Mortgage holders are widely expected to face another round of financial pain, with experts pushing interest rates higher.
The Reserve Bank of Australia (RBA) holds its monthly meeting on Tuesday afternoon at 2.30pm AEST.
Australia’s central bank has hiked rates every month since May last year, with the exception of April 2023, when rates were temporarily suspended.
Experts hoped that June was also headed for another halt, giving the nation some much-needed reprieve, but those hopes were dashed.
Higher-than-expected inflation numbers from the Bureau of Statistics — which stood at 6.8 percent in the 12 months to April — coupled with the Fair Work Commission’s minimum wage increase, have all but sealed the fate of homeowners, some economists say.
Markets are widely predicting another interest rate hike, essentially raising the probability from less than 10 percent to 42 percent.
A recent survey from comparison site Finder said nearly half of an expert panel had planned for the rate to rise, and the consensus was that it would be increased by 25 basis points, bringing the cash rate to 4.10 percent.
Finder’s head of consumer research Graham Cooke warned that the sobering inflation results would likely “trigger” another rate hike, or two, and then the final interest rate would be reached, eventually abating the “floods”.
“Despite the RBA’s board being heavily criticized for its unprecedented series of rate hikes, the recent rise in inflation may be enough to trigger another rate hike,” Cooke said.
“Our experts predict a maximum of 2 more rate increases this year. After that, the floodwaters should begin to recede.”
Since May 2022, cash rates have fallen from an all-time low of 0.1 percent to an increase of 375 basis points.
Australia’s current cash rate is the highest in 11 years amid the fastest tightening cycle on record.
For context, the RBA’s inflation target is to keep consumer price inflation at an average of between two and three percent over time. The country’s current figure is nowhere near that, at 6.8 percent.
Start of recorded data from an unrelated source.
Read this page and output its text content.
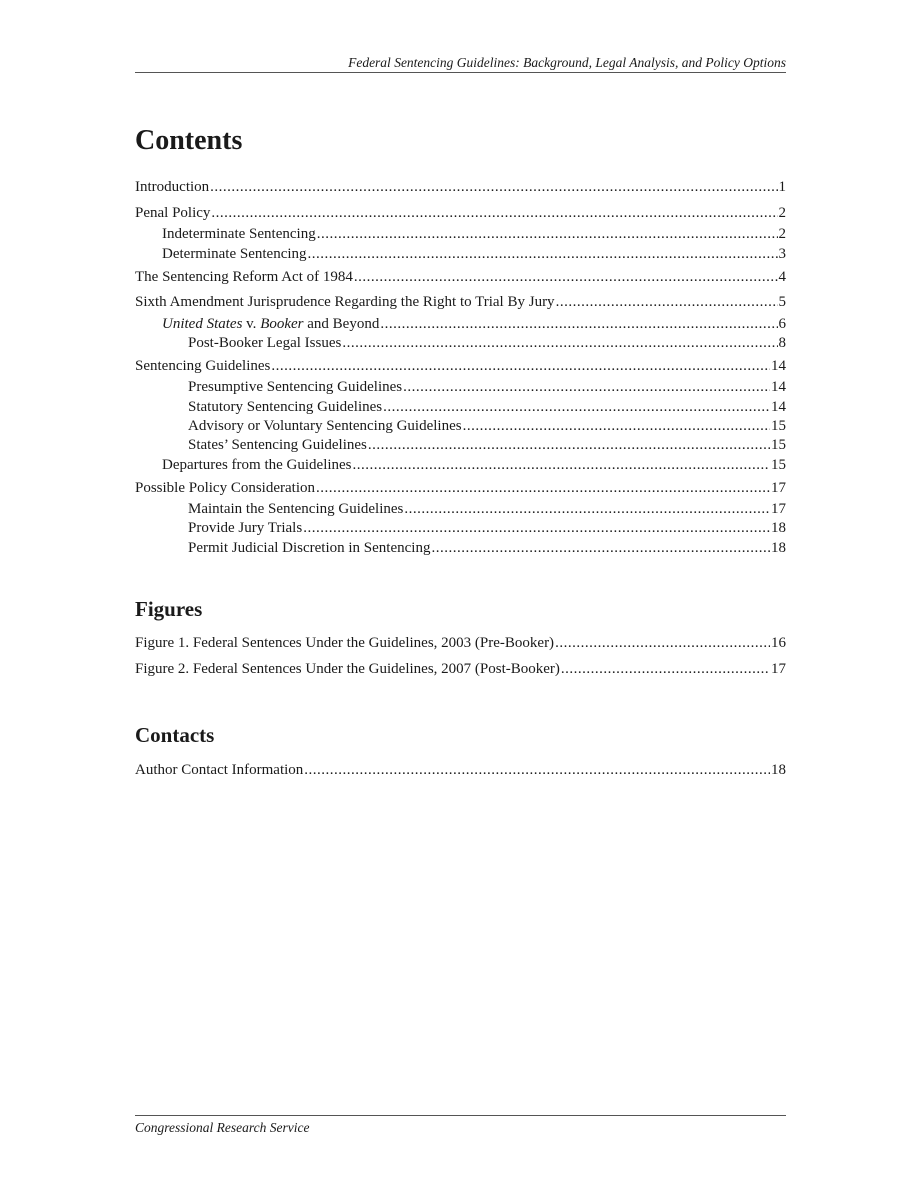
Federal Sentencing Guidelines: Background, Legal Analysis, and Policy Options
Contents
Introduction .....	1
Penal Policy .....	2
Indeterminate Sentencing .....	2
Determinate Sentencing .....	3
The Sentencing Reform Act of 1984 .....	4
Sixth Amendment Jurisprudence Regarding the Right to Trial By Jury .....	5
United States v. Booker and Beyond .....	6
Post-Booker Legal Issues .....	8
Sentencing Guidelines .....	14
Presumptive Sentencing Guidelines .....	14
Statutory Sentencing Guidelines .....	14
Advisory or Voluntary Sentencing Guidelines .....	15
States’ Sentencing Guidelines .....	15
Departures from the Guidelines .....	15
Possible Policy Consideration .....	17
Maintain the Sentencing Guidelines .....	17
Provide Jury Trials .....	18
Permit Judicial Discretion in Sentencing .....	18
Figures
Figure 1. Federal Sentences Under the Guidelines, 2003 (Pre-Booker) .....	16
Figure 2. Federal Sentences Under the Guidelines, 2007 (Post-Booker) .....	17
Contacts
Author Contact Information .....	18
Congressional Research Service
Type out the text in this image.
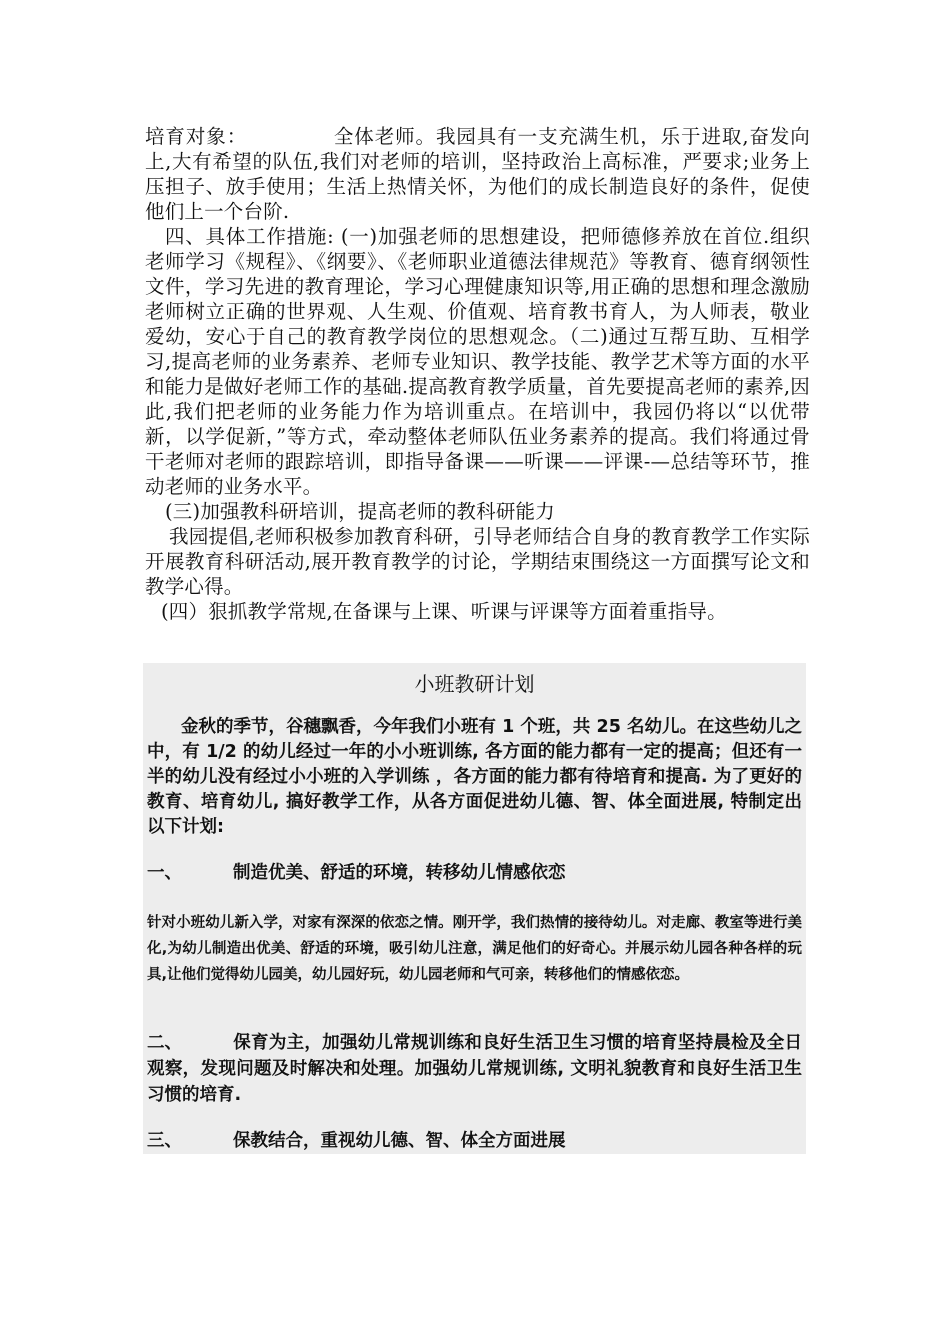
培育对象：	全体老师。我园具有一支充满生机，乐于进取,奋发向上,大有希望的队伍,我们对老师的培训，坚持政治上高标准，严要求;业务上压担子、放手使用；生活上热情关怀，为他们的成长制造良好的条件，促使他们上一个台阶.

四、具体工作措施: (一)加强老师的思想建设，把师德修养放在首位.组织老师学习《规程》、《纲要》、《老师职业道德法律规范》等教育、德育纲领性文件，学习先进的教育理论，学习心理健康知识等,用正确的思想和理念激励老师树立正确的世界观、人生观、价值观、培育教书育人，为人师表，敬业爱幼，安心于自己的教育教学岗位的思想观念。（二)通过互帮互助、互相学习,提高老师的业务素养、老师专业知识、教学技能、教学艺术等方面的水平和能力是做好老师工作的基础.提高教育教学质量，首先要提高老师的素养,因此,我们把老师的业务能力作为培训重点。在培训中，我园仍将以“以优带新，以学促新，”等方式，牵动整体老师队伍业务素养的提高。我们将通过骨干老师对老师的跟踪培训，即指导备课——听课——评课-—总结等环节，推动老师的业务水平。

(三)加强教科研培训，提高老师的教科研能力

我园提倡,老师积极参加教育科研，引导老师结合自身的教育教学工作实际开展教育科研活动,展开教育教学的讨论，学期结束围绕这一方面撰写论文和教学心得。

(四）狠抓教学常规,在备课与上课、听课与评课等方面着重指导。

小班教研计划

金秋的季节，谷穗飘香，今年我们小班有 1 个班，共 25 名幼儿。在这些幼儿之中，有 1/2 的幼儿经过一年的小小班训练, 各方面的能力都有一定的提高；但还有一半的幼儿没有经过小小班的入学训练 ，各方面的能力都有待培育和提高. 为了更好的教育、培育幼儿, 搞好教学工作，从各方面促进幼儿德、智、体全面进展, 特制定出以下计划:

一、	制造优美、舒适的环境，转移幼儿情感依恋

针对小班幼儿新入学，对家有深深的依恋之情。刚开学，我们热情的接待幼儿。对走廊、教室等进行美化,为幼儿制造出优美、舒适的环境，吸引幼儿注意，满足他们的好奇心。并展示幼儿园各种各样的玩具,让他们觉得幼儿园美，幼儿园好玩，幼儿园老师和气可亲，转移他们的情感依恋。

二、	保育为主，加强幼儿常规训练和良好生活卫生习惯的培育坚持晨检及全日观察，发现问题及时解决和处理。加强幼儿常规训练, 文明礼貌教育和良好生活卫生习惯的培育.

三、	保教结合，重视幼儿德、智、体全方面进展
Two of Australia’s four largest banks – the CBA and Westpac – have marked 3.85 per cent as the final spot rate, meaning they believe the current rate will be the peak, which is good news for cash-strapped borrowers .
CBA thinks the rate will pause and drop again to 2.6 percent next August.
Meanwhile, Westpac thinks the worst is over and will bottom out at 2.10 percent in May next year, two years after interest rates started rising.
However, both banks may want to revise their outlook given the new inflation figures.
ANZ and NAB, on the other hand, had more sobering predictions.
NAB thinks the rate will be paused this month, but will rise to 4.10 percent in July and then fall to 3.10 percent over the next 12 months.
ANZ had the gloomiest forecast of all, predicting 4.35 percent to be the closing rate, which will not be reached until August.
On Monday, ahead of an upcoming RBA cash rate decision on Tuesday, Deutsche Bank revised its peak cash rate forecast from 4.1 percent in August to 4.6 percent in September.
Phil O’Donoghue, chief economist at Deutsche Bank, warned: “We are now anticipating the likelihood of multiple rate hikes before the end of the year. The only uncertainty left for us is when these walks will take place.”
On Friday, the Fair Work Commission announced that starting July 1, new pay rates will go into effect for 184,000 national minimum wage workers, who will enjoy a record 8.6 percent increase.
An additional 2.5 million workers who depend on benefits will also enjoy a wage increase, albeit not as high, at 5.75 percent.
The announcement came just three days before the Reserve Bank will hold its monthly meeting for June to decide whether to raise interest rates again.
In a note, AMP chief economist Shane Oliver wrote, “The RBA will be concerned that inflation is too high.
“The latest minimum and bonus wage hikes now unfortunately make further RBA rate hikes likely.”
Dr. Oliver said the cash rate is likely to rise – it’s just a matter of whether it will be this month or next month.
“Or if not on Tuesday, then in July,” he added.
“The money market has now priced in a 42 percent chance of a 0.25 percent rate hike on Tuesday and an 80 percent chance by July.”